Le film L’Amateur, sorti ce vendredi, s’inscrit comme un thriller d’espionnage qui revisite un récit de vengeance classique. Avec Rami Malek dans le rôle principal, l’histoire suit Charlie Heller, un analyste de la CIA en quête de justice après la mort tragique de sa femme. Bien que le film offre des éléments familiers au genre, il parvient à se démarquer grâce à une exécution soignée et captivante.
L’Amateur présente un retour aux thrillers d’espionnage classiques
L’Amateur, basé sur le roman de Robert Littell, voit Rami Malek endosser le rôle de Charlie Heller, un analyste de la CIA localisé à Langley, en Virginie. La trame narrative commence lorsque Charlie perd sa femme, Sarah, interprétée par Rachel Brosnahan, qui est tuée lors d’un voyage d’affaires en Angleterre par des terroristes.

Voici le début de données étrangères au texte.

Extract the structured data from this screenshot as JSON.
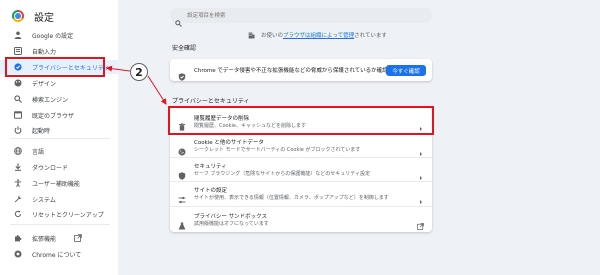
{
  "app": {
    "title": "設定"
  },
  "sidebar": {
    "items": [
      {
        "icon": "person-icon",
        "label": "Google の設定"
      },
      {
        "icon": "autofill-icon",
        "label": "自動入力"
      },
      {
        "icon": "shield-icon",
        "label": "プライバシーとセキュリティ"
      },
      {
        "icon": "palette-icon",
        "label": "デザイン"
      },
      {
        "icon": "search-icon",
        "label": "検索エンジン"
      },
      {
        "icon": "browser-icon",
        "label": "既定のブラウザ"
      },
      {
        "icon": "power-icon",
        "label": "起動時"
      },
      {
        "icon": "globe-icon",
        "label": "言語"
      },
      {
        "icon": "download-icon",
        "label": "ダウンロード"
      },
      {
        "icon": "accessibility-icon",
        "label": "ユーザー補助機能"
      },
      {
        "icon": "wrench-icon",
        "label": "システム"
      },
      {
        "icon": "reset-icon",
        "label": "リセットとクリーンアップ"
      },
      {
        "icon": "puzzle-icon",
        "label": "拡張機能"
      },
      {
        "icon": "chrome-icon",
        "label": "Chrome について"
      }
    ]
  },
  "search": {
    "placeholder": "設定項目を検索"
  },
  "managed_notice": {
    "before": "お使いの",
    "link": "ブラウザは組織によって管理",
    "after": "されています"
  },
  "safety_check": {
    "heading": "安全確認",
    "text": "Chrome でデータ侵害や不正な拡張機能などの脅威から保護されているか確認します",
    "button": "今すぐ確認"
  },
  "privacy": {
    "heading": "プライバシーとセキュリティ",
    "rows": [
      {
        "icon": "trash-icon",
        "title": "閲覧履歴データの削除",
        "subtitle": "閲覧履歴、Cookie、キャッシュなどを削除します"
      },
      {
        "icon": "cookie-icon",
        "title": "Cookie と他のサイトデータ",
        "subtitle": "シークレット モードでサードパーティの Cookie がブロックされています"
      },
      {
        "icon": "shield-icon",
        "title": "セキュリティ",
        "subtitle": "セーフ ブラウジング（危険なサイトからの保護機能）などのセキュリティ設定"
      },
      {
        "icon": "sliders-icon",
        "title": "サイトの設定",
        "subtitle": "サイトが使用、表示できる情報（位置情報、カメラ、ポップアップなど）を制御します"
      },
      {
        "icon": "flask-icon",
        "title": "プライバシー サンドボックス",
        "subtitle": "試用版機能はオフになっています"
      }
    ]
  },
  "annotation": {
    "step_number": "2",
    "highlight_color": "#e5141a"
  }
}
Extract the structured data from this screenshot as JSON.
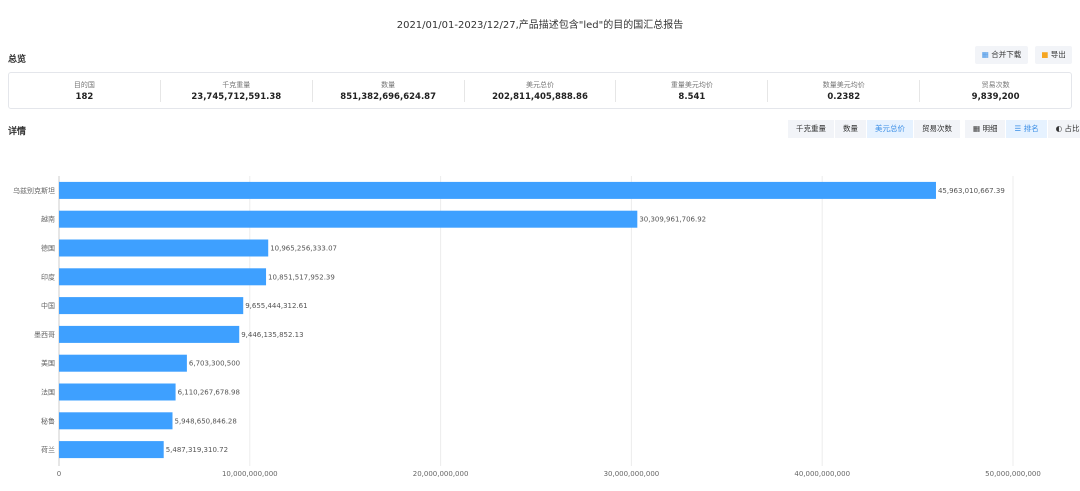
{
  "title": "2021/01/01-2023/12/27,产品描述包含\"led\"的目的国汇总报告",
  "overview_label": "总览",
  "detail_label": "详情",
  "buttons": {
    "merge_download": "合并下载",
    "export": "导出"
  },
  "summary": [
    {
      "label": "目的国",
      "value": "182"
    },
    {
      "label": "千克重量",
      "value": "23,745,712,591.38"
    },
    {
      "label": "数量",
      "value": "851,382,696,624.87"
    },
    {
      "label": "美元总价",
      "value": "202,811,405,888.86"
    },
    {
      "label": "重量美元均价",
      "value": "8.541"
    },
    {
      "label": "数量美元均价",
      "value": "0.2382"
    },
    {
      "label": "贸易次数",
      "value": "9,839,200"
    }
  ],
  "metric_tabs": [
    {
      "label": "千克重量",
      "active": false
    },
    {
      "label": "数量",
      "active": false
    },
    {
      "label": "美元总价",
      "active": true
    },
    {
      "label": "贸易次数",
      "active": false
    }
  ],
  "view_tabs": [
    {
      "label": "明细",
      "icon": "table-icon",
      "active": false
    },
    {
      "label": "排名",
      "icon": "ranking-icon",
      "active": true
    },
    {
      "label": "占比",
      "icon": "pie-icon",
      "active": false
    }
  ],
  "chart_data": {
    "type": "bar",
    "orientation": "horizontal",
    "categories": [
      "乌兹别克斯坦",
      "越南",
      "德国",
      "印度",
      "中国",
      "墨西哥",
      "美国",
      "法国",
      "秘鲁",
      "荷兰"
    ],
    "values": [
      45963010667.39,
      30309961706.92,
      10965256333.07,
      10851517952.39,
      9655444312.61,
      9446135852.13,
      6703300500,
      6110267678.98,
      5948650846.28,
      5487319310.72
    ],
    "value_labels": [
      "45,963,010,667.39",
      "30,309,961,706.92",
      "10,965,256,333.07",
      "10,851,517,952.39",
      "9,655,444,312.61",
      "9,446,135,852.13",
      "6,703,300,500",
      "6,110,267,678.98",
      "5,948,650,846.28",
      "5,487,319,310.72"
    ],
    "xlim": [
      0,
      50000000000
    ],
    "xticks": [
      0,
      10000000000,
      20000000000,
      30000000000,
      40000000000,
      50000000000
    ],
    "xtick_labels": [
      "0",
      "10,000,000,000",
      "20,000,000,000",
      "30,000,000,000",
      "40,000,000,000",
      "50,000,000,000"
    ],
    "grid": true,
    "bar_color": "#3ea0ff"
  }
}
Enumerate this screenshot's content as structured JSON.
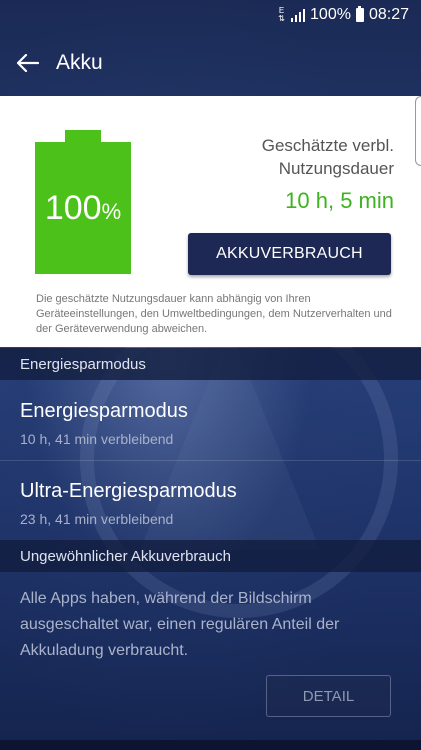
{
  "status_bar": {
    "network": "E",
    "battery_level": "100%",
    "time": "08:27",
    "icons": [
      "network-type-icon",
      "signal-icon",
      "battery-icon"
    ]
  },
  "app_bar": {
    "title": "Akku",
    "back_icon": "back-arrow-icon"
  },
  "battery_card": {
    "percent_value": "100",
    "percent_unit": "%",
    "fill_fraction": 1.0,
    "battery_color": "#4cc11a",
    "estimate_label_line1": "Geschätzte verbl.",
    "estimate_label_line2": "Nutzungsdauer",
    "estimate_value": "10 h, 5 min",
    "estimate_color": "#3fb21f",
    "usage_button": "AKKUVERBRAUCH",
    "disclaimer": "Die geschätzte Nutzungsdauer kann abhängig von Ihren Geräteeinstellungen, den Umweltbedingungen, dem Nutzerverhalten und der Geräteverwendung abweichen."
  },
  "power_saving": {
    "header": "Energiesparmodus",
    "items": [
      {
        "title": "Energiesparmodus",
        "subtitle": "10 h, 41 min verbleibend"
      },
      {
        "title": "Ultra-Energiesparmodus",
        "subtitle": "23 h, 41 min verbleibend"
      }
    ]
  },
  "unusual_usage": {
    "header": "Ungewöhnlicher Akkuverbrauch",
    "text": "Alle Apps haben, während der Bildschirm ausgeschaltet war, einen regulären Anteil der Akkuladung verbraucht.",
    "detail_button": "DETAIL"
  },
  "colors": {
    "accent_dark": "#1d2854",
    "background": "#243562"
  }
}
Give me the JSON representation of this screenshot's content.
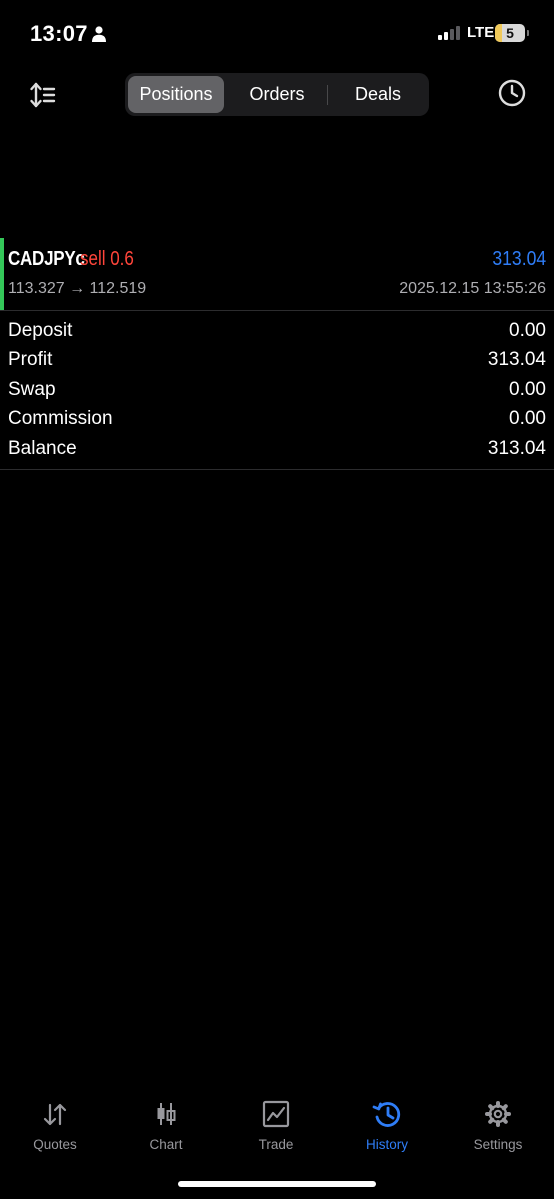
{
  "status_bar": {
    "time": "13:07",
    "network": "LTE",
    "battery": "5"
  },
  "segments": {
    "positions": "Positions",
    "orders": "Orders",
    "deals": "Deals",
    "selected": "Positions"
  },
  "position": {
    "symbol": "CADJPYc",
    "side_lot": "sell 0.6",
    "profit": "313.04",
    "prices": "113.327 → 112.519",
    "time": "2025.12.15 13:55:26",
    "accent_color": "#34c759"
  },
  "summary": [
    {
      "label": "Deposit",
      "value": "0.00"
    },
    {
      "label": "Profit",
      "value": "313.04"
    },
    {
      "label": "Swap",
      "value": "0.00"
    },
    {
      "label": "Commission",
      "value": "0.00"
    },
    {
      "label": "Balance",
      "value": "313.04"
    }
  ],
  "tabs": [
    {
      "label": "Quotes",
      "icon": "arrows-up-down-icon"
    },
    {
      "label": "Chart",
      "icon": "candlestick-icon"
    },
    {
      "label": "Trade",
      "icon": "trend-chart-icon"
    },
    {
      "label": "History",
      "icon": "history-icon",
      "active": true
    },
    {
      "label": "Settings",
      "icon": "gear-icon"
    }
  ],
  "colors": {
    "background": "#000000",
    "accent_blue": "#2f7df6",
    "sell_red": "#ff453a",
    "buy_green": "#34c759"
  }
}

Provoqué par cette tragédie, Charlie tente d’exiger des mesures contre ces actes insensés en menaçant son supérieur à la CIA, joué par Holt McCallany, pour obtenir une formation sur le terrain.
Une quête personnelle marquée par l’entraînement et la stratégie
Le protagoniste utilise son chagrin pour manipuler les ressources dont dispose l’agence. En mettant ensuite en œuvre une formation sous l’œil du colonel Henderson (Laurence Fishburne), Charlie aspire à devenir plus qu’un simple homme de bureau confronté aux réalités brutales du monde extérieur.
Ce voyage initiatique repose sur une dynamique commune au genre : celle du héros solitaire réclamant justice. Malgré un manque évident d’expérience sur le terrain par rapport aux figures emblématiques telles que Jack Ryan ou James Bond, il sait tirer parti des failles de ses adversaires.
Des lieux de tournage authentiques renforcent l’immersion
Le film nous plonge dans différents lieux significatifs tels que Paris, Marseille et Istanbul tout en ayant été majoritairement filmé en Grande-Bretagne et France. Cette authenticité géographique enrichit visuellement l’expérience cinématographique.
Comme mentionné dans l’article critique : « Un film ne devrait pas obtenir de crédit supplémentaire uniquement pour le tournage sur place », cependant cela témoigne d’un effort particulier pour immerger les spectateurs dans cette atmosphère tendue et engageante.
Un récit centré sur le chagrin mais avec des moments palpitants
La narration fait également appel aux flashbacks avec Sarah qui remettent constamment en question les motivations profondes du protagoniste et enrichissent son parcours émotionnel vers la rédemption. Toutefois, selon certaines critiques : « La position lui donne toujours plus de crédit que le film ».
Bien que L’Amateur n’apporte rien de révolutionnaire au genre du thriller d’espionnage ni ne transforme ses tropes fondamentaux – tel que celui des alliés sacrifiés souvent comparables à ceux connus des aventures 007 -, il réussit néanmoins à divertir.
L’Amateur : Une promesse accessible sans prétentions excessives
L’Amateur propose juste cela sans atteindre forcément les sommets du secteur. Les attentes peuvent être on ne peut plus modestes ; ainsi vous risquez peu devant cet ensemble conventionnel !
Dans ce paysage cinématographique saturé où pullulent remakes et blockbusters super-héroïques modernes, L’Amateur rappelle avec soin pourquoi nous avons aimé ces histoires quelquefois simples- mais efficaces – relatives au domaine noir – là aussi, la lumière surgissant parfois au travers même des abîmes sombres.